Esther Rose turns lemons to lemonade on new alt-country album
Enriched with feeling, Esther Rose remains steadfast and unique in her own brand of alt-country.
After a turbulent few years, Esther Rose has returned to bless us with her emphatic strain of country music. How Many Times is the result of going through various moves, a difficult breakup, and a life on the road. These times of turmoil however, are painted in an oddly bright light on this record, with Rose opting to focus on herself and finding her new awakening. With this idea of starting fresh, Rose entwines traditional country music with deep seated americana and rustic bluegrass to create a record as fulfilling to listen to as it was for her to create.
Opening with the airy title track, we’re quickly introduced to Rose’s unique approach to country. Mixing together a subtle chorus of backing singers with the masterful whine of an energetic fiddle, the instrumentation alone would be enough to entice you to listen further. ‘Coyote Creek’ pays homage to the grandfather of country: the blues. With smooth electro whines blending with an earthy acoustic melody, Rose is mournfully peaceful here, allowing emotions to hit the ground running and guide the track to its bittersweet end.
On ‘When You Go’, Rose lulls us into a trance with the gentle flow of her vocals matching perfectly with the dulcet backing. Though perhaps one of the slowest on the album, it still feels just as full as every other track. Utilising the best musical accessory of all time, the guitar slide, this song is a complex juxtaposition of heavy and light; it’s perfectly balanced, with each unique element complimenting the others perfectly.

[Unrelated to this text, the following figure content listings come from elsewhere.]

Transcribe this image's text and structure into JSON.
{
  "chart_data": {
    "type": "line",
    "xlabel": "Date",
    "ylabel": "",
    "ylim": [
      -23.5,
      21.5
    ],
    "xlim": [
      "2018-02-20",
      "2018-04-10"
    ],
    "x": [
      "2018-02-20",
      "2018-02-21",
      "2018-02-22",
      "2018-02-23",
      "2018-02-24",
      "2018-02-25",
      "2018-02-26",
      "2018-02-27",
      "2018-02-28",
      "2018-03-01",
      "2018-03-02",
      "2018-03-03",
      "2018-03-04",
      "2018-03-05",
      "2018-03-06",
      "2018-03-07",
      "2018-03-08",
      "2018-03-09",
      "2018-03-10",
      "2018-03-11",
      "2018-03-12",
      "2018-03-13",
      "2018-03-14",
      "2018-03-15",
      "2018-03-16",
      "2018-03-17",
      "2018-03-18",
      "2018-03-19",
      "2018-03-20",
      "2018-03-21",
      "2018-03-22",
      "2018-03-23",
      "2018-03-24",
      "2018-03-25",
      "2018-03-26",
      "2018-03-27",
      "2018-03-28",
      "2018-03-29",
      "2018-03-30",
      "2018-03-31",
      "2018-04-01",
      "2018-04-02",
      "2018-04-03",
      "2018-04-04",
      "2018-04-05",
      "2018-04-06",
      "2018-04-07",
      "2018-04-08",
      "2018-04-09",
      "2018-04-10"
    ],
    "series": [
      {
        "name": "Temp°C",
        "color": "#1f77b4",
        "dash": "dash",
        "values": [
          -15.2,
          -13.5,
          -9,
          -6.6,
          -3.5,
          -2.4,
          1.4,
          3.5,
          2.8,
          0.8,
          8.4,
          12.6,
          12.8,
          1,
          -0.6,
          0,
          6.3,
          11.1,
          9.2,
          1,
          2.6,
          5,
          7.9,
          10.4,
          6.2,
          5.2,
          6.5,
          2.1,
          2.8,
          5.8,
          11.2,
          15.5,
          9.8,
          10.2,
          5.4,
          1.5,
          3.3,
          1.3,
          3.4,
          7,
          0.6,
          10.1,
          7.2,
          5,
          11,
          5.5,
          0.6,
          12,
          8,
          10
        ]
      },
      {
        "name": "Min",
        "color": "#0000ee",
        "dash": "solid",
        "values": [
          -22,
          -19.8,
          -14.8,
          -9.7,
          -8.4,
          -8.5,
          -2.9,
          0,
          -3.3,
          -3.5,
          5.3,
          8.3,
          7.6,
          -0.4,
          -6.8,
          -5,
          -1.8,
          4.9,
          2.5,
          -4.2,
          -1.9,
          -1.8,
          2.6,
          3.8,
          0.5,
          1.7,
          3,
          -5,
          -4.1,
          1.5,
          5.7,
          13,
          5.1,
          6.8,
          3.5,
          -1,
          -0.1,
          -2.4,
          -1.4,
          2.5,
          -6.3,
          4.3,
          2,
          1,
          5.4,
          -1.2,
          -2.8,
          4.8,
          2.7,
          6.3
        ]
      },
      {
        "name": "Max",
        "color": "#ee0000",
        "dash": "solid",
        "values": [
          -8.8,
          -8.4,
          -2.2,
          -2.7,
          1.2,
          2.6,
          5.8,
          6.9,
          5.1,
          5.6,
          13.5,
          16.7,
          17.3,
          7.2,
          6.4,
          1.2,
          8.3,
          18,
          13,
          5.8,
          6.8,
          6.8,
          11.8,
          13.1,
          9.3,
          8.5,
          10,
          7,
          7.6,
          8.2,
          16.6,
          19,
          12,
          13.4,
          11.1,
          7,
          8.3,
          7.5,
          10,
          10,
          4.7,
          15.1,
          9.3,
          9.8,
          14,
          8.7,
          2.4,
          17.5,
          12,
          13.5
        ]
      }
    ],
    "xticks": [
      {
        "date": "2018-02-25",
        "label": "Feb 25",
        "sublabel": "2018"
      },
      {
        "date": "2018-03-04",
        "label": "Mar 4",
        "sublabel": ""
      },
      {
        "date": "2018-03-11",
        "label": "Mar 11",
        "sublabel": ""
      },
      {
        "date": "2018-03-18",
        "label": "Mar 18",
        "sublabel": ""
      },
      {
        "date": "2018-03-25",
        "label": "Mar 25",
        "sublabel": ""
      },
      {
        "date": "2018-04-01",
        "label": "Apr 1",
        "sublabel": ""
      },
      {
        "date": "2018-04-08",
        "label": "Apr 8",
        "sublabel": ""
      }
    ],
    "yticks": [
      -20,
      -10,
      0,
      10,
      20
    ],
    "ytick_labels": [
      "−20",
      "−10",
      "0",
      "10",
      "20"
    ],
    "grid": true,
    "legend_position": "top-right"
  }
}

However, in some instances the songs begin to blend into one, falling into the same soundscape and becoming unrecognizable as singular tracks. Nevertheless, this issue is infrequent enough that you can look past it – I like to think of it as just being treated to a six-minute tune, everyone loves an extended cut.
By weaving the dark with the light, Rose has created a masterful commentary on herself. Each track pokes fun at her own misconceptions whilst also allowing her to better herself and avoid pinning the blame on others. As a result of this, How Many Times is her best body of work yet: earnest and true, it’s a proper country classic.
Haiku Review: A unique balance. What a gorgeous violin! Esther’s best work yet.